From 2012 to 2015 the company did not disclose as compensation the personal benefits and perquisites Mr. Dees received from 2011 through 2014. Those benefits were material components of his compensation, exceeding his annual salary by substantial amounts. The Order alleges violations of Exchange Act Sections 13(a), 13(b)(2)(A), 13(b)(2)(B) and 14(a).
In resolving the matter the company agreed to certain undertakings, including the retention of a consultant. The Commission also considered the firm’s cooperation which included making available the results of its internal investigation which facilitated the work of the staff.

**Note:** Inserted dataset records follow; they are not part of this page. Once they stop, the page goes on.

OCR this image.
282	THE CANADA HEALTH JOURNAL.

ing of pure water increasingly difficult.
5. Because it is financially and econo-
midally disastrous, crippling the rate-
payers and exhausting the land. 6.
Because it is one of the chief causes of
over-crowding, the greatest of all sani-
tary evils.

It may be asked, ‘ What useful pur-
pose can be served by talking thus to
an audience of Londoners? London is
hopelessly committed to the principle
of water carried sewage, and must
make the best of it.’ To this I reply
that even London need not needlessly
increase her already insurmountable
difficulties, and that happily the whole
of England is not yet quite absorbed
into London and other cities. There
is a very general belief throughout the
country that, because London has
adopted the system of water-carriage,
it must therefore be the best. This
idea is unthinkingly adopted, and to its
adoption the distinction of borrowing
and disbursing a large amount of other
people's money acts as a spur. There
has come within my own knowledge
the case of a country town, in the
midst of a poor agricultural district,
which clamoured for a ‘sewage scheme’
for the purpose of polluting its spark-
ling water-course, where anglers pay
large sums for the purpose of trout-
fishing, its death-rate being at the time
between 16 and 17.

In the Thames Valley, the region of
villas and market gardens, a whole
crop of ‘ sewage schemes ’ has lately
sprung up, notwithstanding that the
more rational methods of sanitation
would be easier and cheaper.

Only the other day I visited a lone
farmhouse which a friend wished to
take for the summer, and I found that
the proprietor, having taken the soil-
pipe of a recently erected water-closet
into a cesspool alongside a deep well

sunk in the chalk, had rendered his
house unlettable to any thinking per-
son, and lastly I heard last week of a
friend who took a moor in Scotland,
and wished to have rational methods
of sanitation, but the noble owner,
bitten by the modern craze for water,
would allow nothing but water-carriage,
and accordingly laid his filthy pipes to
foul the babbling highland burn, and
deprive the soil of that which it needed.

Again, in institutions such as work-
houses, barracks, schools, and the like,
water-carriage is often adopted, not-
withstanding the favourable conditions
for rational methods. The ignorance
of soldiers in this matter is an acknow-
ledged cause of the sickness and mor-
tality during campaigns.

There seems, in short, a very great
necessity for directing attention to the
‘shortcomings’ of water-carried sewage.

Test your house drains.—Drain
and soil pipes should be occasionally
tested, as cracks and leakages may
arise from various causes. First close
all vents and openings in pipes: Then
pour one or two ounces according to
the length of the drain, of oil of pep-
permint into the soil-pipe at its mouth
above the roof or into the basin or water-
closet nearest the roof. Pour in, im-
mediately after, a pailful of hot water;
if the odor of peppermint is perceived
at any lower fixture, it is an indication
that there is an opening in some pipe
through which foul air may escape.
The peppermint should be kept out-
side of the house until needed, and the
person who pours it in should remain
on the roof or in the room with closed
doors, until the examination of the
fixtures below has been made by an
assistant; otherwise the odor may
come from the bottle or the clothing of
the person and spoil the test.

To resolve the proceedings the company consented to the entry of a cease and desist order based on the Sections cited in the Order. See also SEC v. Dees, Civil Action No. 3:17-cv-00532 (E.D. Tenn. Filed Dec. 12, 2017)(charging Mr. Dees with violations of Securities Act Sections 17(a)(1) and (3) and Exchange Act Sections 10(b), 13(a), 13(b)(2)(A) and 13(b)(5); the case is in litigation); In the Matter of Peter R. Culpepper, CPA, Adm. Proc. File No. 3-18308 (Dec. 12, 2017)(action against the former CFO in which he consented to the entry of a cease and desist order based on Securities Act Sections 17(a)(3) and Exchange Act Sections 13(a), 13(b)(2)(A), 13(b)(2)(B) and 14(a), and agreed to the entry of an order denying him the privilege of appearing or practicing before the Commission as an accountant with the right to apply for reinstatement after three years; he also agreed to comply with an undertaking to pay the firm disgorgement and interest of $152,378 and was ordered to pay disgorgement of $140,115 and prejudgment interest which is deemed satisfied by the payment of the undertaking to the company).